On Sat, Apr 13, 2013 at 9:14 AM, Steve Singer <ssinger@xxxxxxxxxxxxxxx> wrote:
indexTotalCost += index->pages * spc_random_page_cost / 100000.0;
Is driving my high costs on the inner loop. The index has 2-5 million pages depending on the partition . If I run this against 9.2.2 with / 10000.0 the estimate is even higher.
If I try this with this with the
*indexTotalCost += log(1.0 + index->pages / 10000.0) * spc_random_page_cost;
from 9.3 and I play I can make this work I can it pick the plan on some partitions with product_id=2 but not product_id=1. If I remove the fudge-factor cost adjustment line I get the nested-loop plan always.
That was only temporarily the formula during 9.3dev. Tom re-did that entire part of the code rather substantially in the current tip of 9.3 (commit 31f38f28b00cbe2b). Now it is based on the number of tuples, and the height, rather than pages, and is multiplied by the cpu_operator_cost not the random_page_cost.
descentCost = ceil(log(index->tuples) / log(2.0)) * cpu_operator_cost;
...
descentCost = (index->tree_height + 1) * 50.0 * cpu_operator_cost;
Breaking the index into smaller partial indexes for each year seems to be giving me the plans I want with random_page_cost=2 (I might also try partial indexes on the month).
Even with the 9.3 log based fudge-factor we are seeing the fudge-factor being big enough so that the planner is picking a table scan over the index.
Have you tried it under 9.3 HEAD, rather than just back-porting the temporary
*indexTotalCost += log(1.0 + index->pages / 10000.0) * spc_random_page_cost;
code into 9.2?
If you are trying to make your own private copy of 9.2, then removing the fudge factor altogether is probably the way to go. But if you want to help improve future versions, you probably need to test with the most up-to-date dev version.

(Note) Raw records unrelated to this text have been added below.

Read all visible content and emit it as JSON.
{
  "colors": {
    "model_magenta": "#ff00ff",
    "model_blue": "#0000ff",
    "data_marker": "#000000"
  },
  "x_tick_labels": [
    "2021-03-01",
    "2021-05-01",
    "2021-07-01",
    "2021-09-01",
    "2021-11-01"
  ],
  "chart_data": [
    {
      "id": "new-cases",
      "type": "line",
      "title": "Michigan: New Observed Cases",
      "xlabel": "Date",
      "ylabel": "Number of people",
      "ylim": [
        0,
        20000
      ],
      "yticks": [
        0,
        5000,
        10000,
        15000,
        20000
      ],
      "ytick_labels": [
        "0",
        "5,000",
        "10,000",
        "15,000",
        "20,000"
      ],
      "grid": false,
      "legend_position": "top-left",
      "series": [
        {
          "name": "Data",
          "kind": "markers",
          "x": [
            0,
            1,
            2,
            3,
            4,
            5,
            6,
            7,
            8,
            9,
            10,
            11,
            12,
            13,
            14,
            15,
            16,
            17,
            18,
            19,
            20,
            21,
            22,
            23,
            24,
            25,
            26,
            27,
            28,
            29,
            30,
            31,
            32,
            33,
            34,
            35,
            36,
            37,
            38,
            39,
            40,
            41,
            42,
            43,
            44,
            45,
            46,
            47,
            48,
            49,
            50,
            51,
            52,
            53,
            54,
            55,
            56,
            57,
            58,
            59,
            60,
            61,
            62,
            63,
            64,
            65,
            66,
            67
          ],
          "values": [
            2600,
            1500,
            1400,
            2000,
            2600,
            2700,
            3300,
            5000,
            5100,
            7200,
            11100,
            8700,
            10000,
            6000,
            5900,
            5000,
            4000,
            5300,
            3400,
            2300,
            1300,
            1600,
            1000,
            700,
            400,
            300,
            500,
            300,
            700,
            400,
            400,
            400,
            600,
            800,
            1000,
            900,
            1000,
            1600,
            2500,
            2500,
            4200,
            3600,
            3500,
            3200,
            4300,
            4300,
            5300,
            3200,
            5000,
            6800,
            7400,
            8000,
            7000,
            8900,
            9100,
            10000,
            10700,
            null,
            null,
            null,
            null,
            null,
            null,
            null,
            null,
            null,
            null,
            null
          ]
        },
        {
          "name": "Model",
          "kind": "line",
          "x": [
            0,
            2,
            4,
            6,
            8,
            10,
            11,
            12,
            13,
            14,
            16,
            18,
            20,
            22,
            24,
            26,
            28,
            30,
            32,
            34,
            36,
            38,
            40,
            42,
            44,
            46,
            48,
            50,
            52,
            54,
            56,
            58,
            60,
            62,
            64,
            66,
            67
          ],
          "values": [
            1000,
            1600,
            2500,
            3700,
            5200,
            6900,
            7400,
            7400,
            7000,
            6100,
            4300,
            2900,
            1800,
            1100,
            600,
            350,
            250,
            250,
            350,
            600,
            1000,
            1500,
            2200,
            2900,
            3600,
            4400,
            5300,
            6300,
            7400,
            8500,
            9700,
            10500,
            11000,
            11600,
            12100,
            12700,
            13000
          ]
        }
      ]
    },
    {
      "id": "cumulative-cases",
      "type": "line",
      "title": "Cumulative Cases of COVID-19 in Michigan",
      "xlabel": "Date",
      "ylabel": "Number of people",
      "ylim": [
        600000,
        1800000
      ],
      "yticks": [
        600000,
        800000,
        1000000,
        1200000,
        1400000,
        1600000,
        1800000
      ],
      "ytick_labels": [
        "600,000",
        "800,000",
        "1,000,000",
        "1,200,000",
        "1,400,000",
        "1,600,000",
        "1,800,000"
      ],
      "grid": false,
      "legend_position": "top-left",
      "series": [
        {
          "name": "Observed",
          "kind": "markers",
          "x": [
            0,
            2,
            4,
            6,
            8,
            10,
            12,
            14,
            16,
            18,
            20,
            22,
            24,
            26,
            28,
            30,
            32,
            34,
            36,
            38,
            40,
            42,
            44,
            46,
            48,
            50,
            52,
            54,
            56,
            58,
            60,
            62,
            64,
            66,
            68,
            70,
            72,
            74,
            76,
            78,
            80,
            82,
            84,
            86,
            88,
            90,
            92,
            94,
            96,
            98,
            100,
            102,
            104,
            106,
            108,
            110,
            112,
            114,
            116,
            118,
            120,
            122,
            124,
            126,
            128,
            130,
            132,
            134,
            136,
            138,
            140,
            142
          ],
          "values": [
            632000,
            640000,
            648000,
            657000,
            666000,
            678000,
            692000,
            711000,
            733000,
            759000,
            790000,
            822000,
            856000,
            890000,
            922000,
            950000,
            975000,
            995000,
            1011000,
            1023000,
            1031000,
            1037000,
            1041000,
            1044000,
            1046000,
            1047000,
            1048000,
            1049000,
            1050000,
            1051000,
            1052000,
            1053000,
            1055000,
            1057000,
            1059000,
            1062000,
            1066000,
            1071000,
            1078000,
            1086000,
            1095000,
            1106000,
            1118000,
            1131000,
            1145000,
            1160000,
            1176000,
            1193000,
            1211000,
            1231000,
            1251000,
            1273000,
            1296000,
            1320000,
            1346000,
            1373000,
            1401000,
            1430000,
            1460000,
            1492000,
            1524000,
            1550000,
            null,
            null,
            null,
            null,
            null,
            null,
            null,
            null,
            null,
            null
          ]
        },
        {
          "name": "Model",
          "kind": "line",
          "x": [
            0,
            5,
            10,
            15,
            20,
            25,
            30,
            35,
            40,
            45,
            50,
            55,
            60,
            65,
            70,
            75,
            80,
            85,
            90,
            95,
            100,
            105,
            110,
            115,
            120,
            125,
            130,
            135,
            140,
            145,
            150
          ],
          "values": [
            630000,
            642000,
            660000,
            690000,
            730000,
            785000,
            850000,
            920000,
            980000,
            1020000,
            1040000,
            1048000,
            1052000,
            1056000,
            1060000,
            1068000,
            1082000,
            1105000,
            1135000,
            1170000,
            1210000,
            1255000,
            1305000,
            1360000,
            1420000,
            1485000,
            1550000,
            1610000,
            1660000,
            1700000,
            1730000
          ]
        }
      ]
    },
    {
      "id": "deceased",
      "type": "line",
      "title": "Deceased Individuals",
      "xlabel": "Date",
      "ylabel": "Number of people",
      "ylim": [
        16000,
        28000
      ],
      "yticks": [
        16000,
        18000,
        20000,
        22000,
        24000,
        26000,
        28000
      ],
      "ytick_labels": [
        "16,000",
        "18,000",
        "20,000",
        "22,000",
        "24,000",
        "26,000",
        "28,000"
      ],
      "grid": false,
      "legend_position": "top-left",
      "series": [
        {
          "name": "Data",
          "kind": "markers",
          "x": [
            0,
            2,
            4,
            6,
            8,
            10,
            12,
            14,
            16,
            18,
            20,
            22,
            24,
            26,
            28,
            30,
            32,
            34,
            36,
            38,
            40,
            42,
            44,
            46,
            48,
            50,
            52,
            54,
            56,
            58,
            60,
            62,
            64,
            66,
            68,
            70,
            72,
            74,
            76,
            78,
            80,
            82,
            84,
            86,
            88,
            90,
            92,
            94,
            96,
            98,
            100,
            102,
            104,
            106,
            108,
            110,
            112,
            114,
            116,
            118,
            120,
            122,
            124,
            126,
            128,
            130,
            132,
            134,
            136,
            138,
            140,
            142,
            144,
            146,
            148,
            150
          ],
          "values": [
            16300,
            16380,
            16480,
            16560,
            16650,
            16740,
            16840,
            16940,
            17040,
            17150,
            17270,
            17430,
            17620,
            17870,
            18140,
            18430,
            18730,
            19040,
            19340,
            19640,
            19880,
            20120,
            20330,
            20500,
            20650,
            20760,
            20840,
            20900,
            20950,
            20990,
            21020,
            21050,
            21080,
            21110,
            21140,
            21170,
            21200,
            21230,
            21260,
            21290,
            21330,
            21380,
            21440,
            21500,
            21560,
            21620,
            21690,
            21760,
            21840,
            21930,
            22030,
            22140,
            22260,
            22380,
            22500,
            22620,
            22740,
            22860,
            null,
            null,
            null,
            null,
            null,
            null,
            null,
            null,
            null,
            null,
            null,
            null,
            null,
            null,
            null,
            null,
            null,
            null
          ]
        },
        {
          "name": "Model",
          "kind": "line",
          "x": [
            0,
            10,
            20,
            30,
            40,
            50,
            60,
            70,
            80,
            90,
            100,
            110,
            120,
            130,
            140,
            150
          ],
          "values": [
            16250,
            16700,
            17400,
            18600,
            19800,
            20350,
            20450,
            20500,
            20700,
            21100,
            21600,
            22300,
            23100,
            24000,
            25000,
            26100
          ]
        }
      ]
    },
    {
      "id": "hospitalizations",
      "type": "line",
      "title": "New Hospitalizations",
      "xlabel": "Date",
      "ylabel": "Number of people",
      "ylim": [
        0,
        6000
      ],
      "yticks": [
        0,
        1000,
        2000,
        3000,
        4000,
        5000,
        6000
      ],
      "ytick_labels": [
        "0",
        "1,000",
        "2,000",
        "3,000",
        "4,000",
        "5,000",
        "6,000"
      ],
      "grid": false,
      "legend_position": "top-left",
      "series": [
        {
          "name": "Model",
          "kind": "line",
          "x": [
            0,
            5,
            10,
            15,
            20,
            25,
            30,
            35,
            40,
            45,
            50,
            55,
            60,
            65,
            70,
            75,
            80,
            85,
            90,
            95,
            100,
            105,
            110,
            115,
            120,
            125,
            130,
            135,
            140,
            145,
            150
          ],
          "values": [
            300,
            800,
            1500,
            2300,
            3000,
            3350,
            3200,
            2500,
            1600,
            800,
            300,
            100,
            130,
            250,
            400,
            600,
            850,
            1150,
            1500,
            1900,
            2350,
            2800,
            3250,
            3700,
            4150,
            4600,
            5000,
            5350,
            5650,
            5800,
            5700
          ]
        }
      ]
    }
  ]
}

A lot of loop iterations can be satisfied by cached pages of the index the fudge-factor doesn't really account for this.
Setting random_page_cost to 2 is already telling it that most of fetches are coming from the cache. Of course for the upper blocks of an index even more than "most" are likely to be, but the latest dev code takes care of that.